Mayor of Gattaran, Cagayan
- In office June 30, 2004 – June 30, 2013
- In office June 30, 1992 – June 30, 2001

Personal details
- Born: Ramon Nolasco July 21, 1949 (age 76) Gattaran, Cagayan, Philippines
- Party: PFP (2026–present)
- Other political affiliations: Lakas (2008–2012; 2024–2026) PDP-Laban (2017–2024) Liberal (2015–2017) UNA (2012–2015) KAMPI (until 2008)

= Ramon Nolasco =

Filipino politician

Ramon Cases Nolasco (born July 21, 1949) is a Filipino politician who is a member of the House of Representatives representing the First District of Cagayan. He was a member of the Cagayan Provincial Board, representing the First District, and the former mayor of Gattaran, Cagayan. Nolasco is a member of the Liberal Party and a former member of the United Nationalist Alliance.

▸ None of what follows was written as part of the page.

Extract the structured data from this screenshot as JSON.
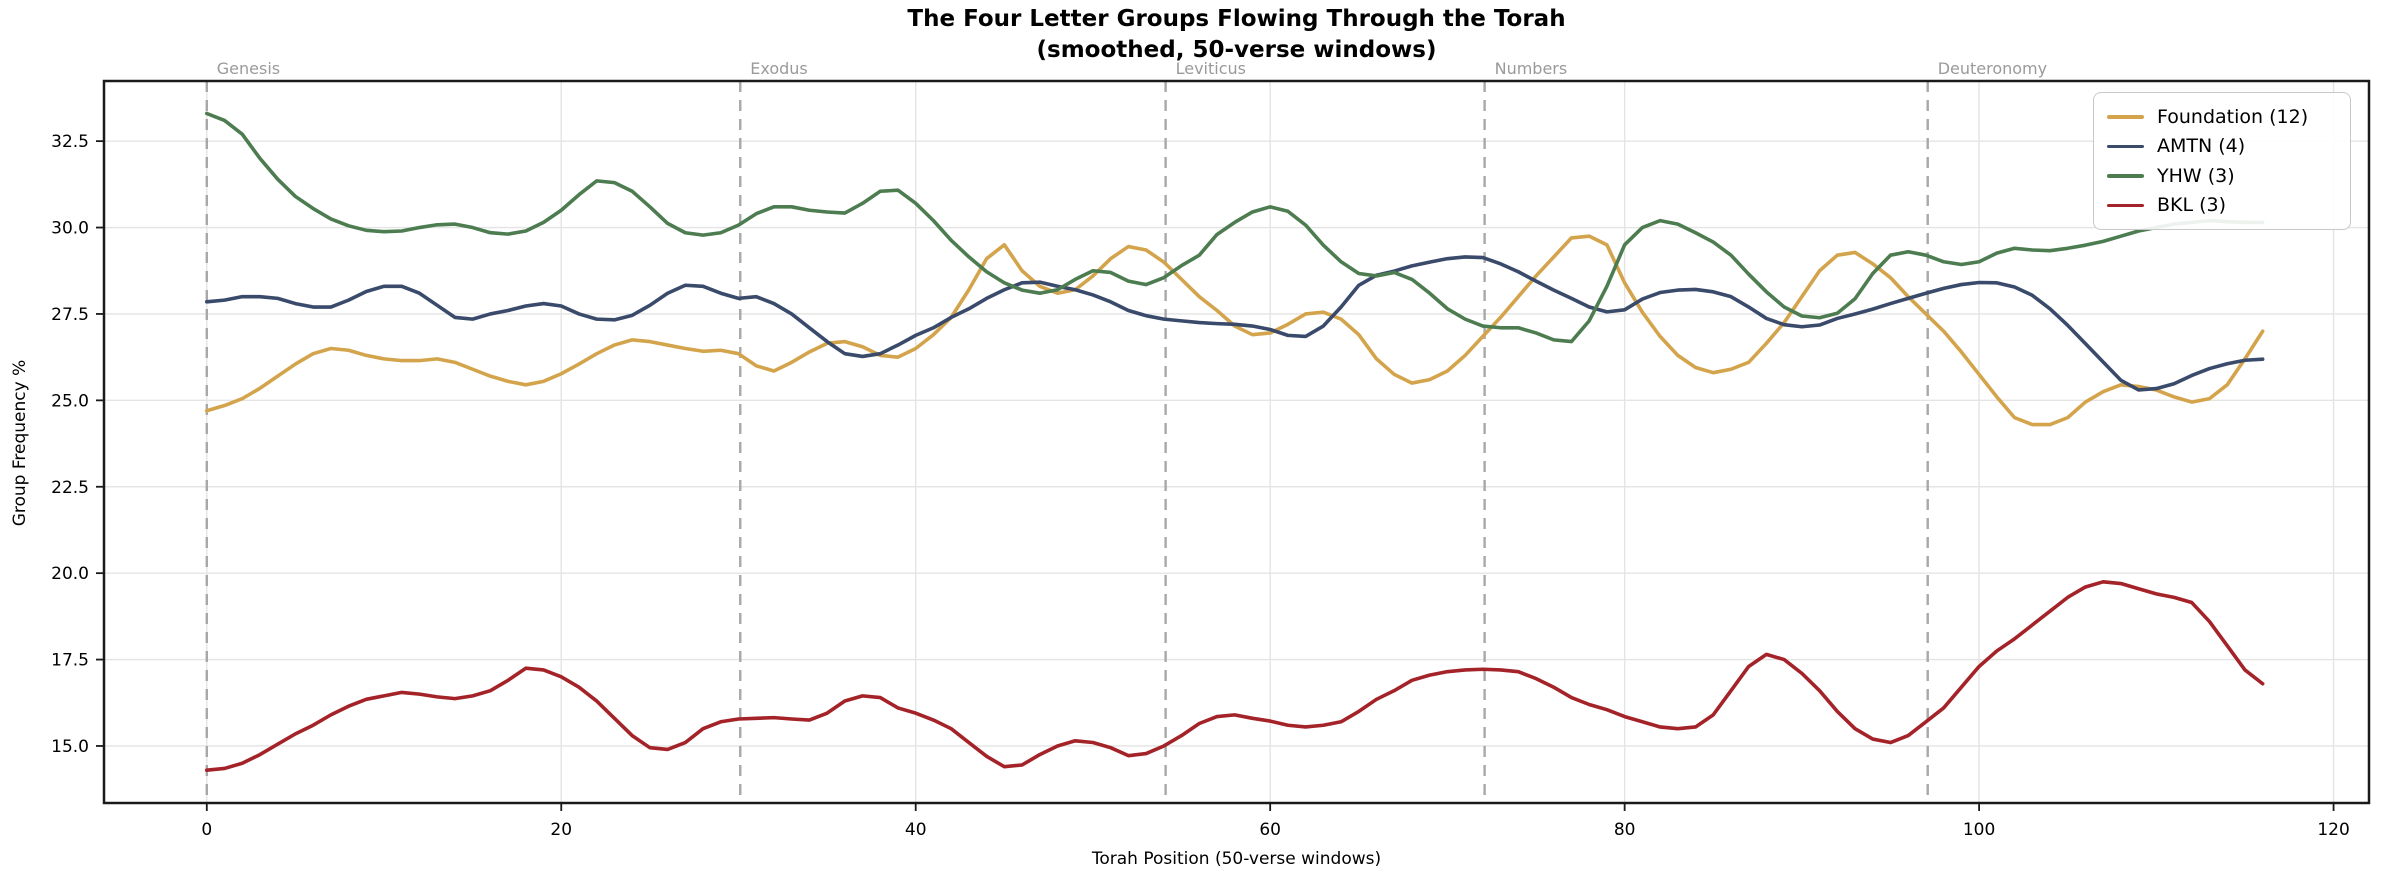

"Mon" to his family and close friends, Nolasco is the sixth child among the ten children of the late Dr. Tomas Nolasco Sr. and Demetria Nolasco. He was first a lawyer under the Public Attorney's Office in Aparri, Cagayan before he entered politics and won as Mayor of Gattaran, Cagayan in 1992.

He was a two-time three-term Mayor of the said town. He ran as board member of the First District of Cagayan in 2013 and won.

In 2016, he faced former representative Jack Enrile for Representative of the First District of Cagayan. Nolasco, despite being the underdog, was proclaimed the winner having more than 13,000 votes ahead of Enrile.